South Korea and China are adopting antitrust policies that may require companies such as Apple Inc and Qualcomm Inc to license inventions to rivals more easily and cheaply, potentially giving Asian companies a leg up against foreign competitors. Brazil and India are considering similar paths.
The clampdown on patents has the potential to alter the balance of power in the global mobile-phone industry, which generated US$412 billion last year, according to IDC.
These new rules may weaken the ability of Apple, Microsoft Corp and Qualcomm — typically among the top 15 US patent recipients each year — to compete in China, the world’s largest mobile-phone market, and other countries that follow.
“We’re going back to the Cold War and the domino theory,” said Bradley Lui, an antitrust lawyer with Morrison & Foerster in Washington. “The authorities in China see the potential use of patents that might affect companies in China, including state-owned enterprises. It might be an impetus for drawing rules more broadly than we would in the US.”
Asian regulators were spurred by the smartphone wars, in which tech giants battled over billions of dollars on four continents for more than four years. Foreign governments including South Korea and China have been looking more closely at their patent policies, emboldened by debates in Washington over whether patents hinder rather than spur innovation.
“The domestic debate that is supposed to be specific to our country is being latched on to by foreign governments,” Qualcomm international government affairs counsel Sean Murphy said. “It’s giving them justification to take action.”
South Korea’s restrictions on patents went into effect in December last year. It is home to Samsung, which battled Apple for years over claims it copied the iPhone’s “look and feel.” China’s rules are expected by Aug. 1.

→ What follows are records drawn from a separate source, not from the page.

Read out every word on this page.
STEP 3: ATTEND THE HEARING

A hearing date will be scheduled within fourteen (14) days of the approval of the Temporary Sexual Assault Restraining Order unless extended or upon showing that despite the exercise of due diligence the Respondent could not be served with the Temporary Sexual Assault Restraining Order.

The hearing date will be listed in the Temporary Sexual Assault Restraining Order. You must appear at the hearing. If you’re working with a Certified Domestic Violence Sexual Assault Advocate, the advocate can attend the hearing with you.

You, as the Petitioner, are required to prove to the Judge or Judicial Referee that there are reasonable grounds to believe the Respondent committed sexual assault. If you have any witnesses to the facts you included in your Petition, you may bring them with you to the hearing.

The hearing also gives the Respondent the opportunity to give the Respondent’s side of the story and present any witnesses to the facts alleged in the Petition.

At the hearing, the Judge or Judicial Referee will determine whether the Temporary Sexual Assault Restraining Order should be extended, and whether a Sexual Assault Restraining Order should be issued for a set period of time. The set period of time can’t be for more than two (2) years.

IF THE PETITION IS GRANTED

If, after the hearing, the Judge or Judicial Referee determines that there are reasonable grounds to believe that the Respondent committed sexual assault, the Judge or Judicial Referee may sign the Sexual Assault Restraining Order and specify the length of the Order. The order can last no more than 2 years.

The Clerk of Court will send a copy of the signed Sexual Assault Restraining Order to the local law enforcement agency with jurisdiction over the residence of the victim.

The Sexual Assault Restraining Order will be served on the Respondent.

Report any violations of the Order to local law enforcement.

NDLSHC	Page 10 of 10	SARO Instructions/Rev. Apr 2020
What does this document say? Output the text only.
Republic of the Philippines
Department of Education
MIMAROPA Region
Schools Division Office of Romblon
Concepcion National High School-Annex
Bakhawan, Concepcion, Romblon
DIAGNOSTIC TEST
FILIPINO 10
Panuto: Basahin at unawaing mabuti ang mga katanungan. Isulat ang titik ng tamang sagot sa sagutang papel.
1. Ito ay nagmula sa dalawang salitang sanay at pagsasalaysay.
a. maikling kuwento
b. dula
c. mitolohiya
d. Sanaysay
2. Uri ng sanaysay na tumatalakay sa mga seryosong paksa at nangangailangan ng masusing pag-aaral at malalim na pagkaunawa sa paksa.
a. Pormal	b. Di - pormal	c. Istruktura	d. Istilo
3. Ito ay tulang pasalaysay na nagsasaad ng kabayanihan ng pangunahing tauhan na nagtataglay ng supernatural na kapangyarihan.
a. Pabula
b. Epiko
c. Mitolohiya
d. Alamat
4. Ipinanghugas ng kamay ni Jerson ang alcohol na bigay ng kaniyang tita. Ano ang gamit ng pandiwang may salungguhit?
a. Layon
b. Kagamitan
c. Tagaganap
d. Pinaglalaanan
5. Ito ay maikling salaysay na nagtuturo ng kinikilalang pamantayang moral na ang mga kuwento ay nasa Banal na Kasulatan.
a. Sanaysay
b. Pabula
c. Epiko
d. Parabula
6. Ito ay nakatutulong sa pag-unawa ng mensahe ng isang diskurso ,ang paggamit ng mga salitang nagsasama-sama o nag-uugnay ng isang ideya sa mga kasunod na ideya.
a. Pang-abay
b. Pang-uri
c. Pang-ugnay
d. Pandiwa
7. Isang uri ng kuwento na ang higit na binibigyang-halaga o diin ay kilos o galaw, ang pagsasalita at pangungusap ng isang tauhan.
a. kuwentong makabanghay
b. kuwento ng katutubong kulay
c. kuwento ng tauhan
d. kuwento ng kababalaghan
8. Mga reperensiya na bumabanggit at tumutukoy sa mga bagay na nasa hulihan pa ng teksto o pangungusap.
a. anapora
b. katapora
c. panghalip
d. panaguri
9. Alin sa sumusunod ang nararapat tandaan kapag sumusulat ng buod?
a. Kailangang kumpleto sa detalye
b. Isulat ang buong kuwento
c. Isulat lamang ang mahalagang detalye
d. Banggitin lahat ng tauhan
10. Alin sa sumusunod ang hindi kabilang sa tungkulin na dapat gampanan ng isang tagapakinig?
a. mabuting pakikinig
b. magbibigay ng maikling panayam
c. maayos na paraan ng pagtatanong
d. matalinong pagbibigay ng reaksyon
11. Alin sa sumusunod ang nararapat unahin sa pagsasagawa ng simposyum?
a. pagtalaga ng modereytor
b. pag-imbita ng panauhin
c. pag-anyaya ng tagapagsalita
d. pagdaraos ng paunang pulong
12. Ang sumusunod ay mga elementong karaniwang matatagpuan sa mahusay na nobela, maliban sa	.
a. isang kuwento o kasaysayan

Brazil and India are only beginning to develop policies, a National Academies report said.
The Chinese and Korean officials are just formalizing what 100 years of legal precedent has done in the US and Europe, and a lot will depend on how the governments implement the rules, antitrust lawyers said.
“They’re new to this area and they take it very seriously,” said Jim O’Connell, of Covington & Burling in Washington. “When you do too much, you end up ultimately hurting yourself because you diminish incentives to innovate. That’s a balance that can be tricky to strike. The Chinese agencies are wrestling with it, too.”
In the US and Europe, regulators say that “they’re not there to fine tune commercial disputes, they’re there to make sure competition is preserved,” Lui said. “The governments in Korea and China may take a different view based on their own economic interest.”
Regulators have not yet tried out the new guidelines, so companies have no idea how they will work or how stringently they will be applied.
“There’s going to be a lot of uncertainty,” Lui said. “People will be watching very closely on how the regulators actually put these into effect. Everybody’s doing to have to closely monitor these.”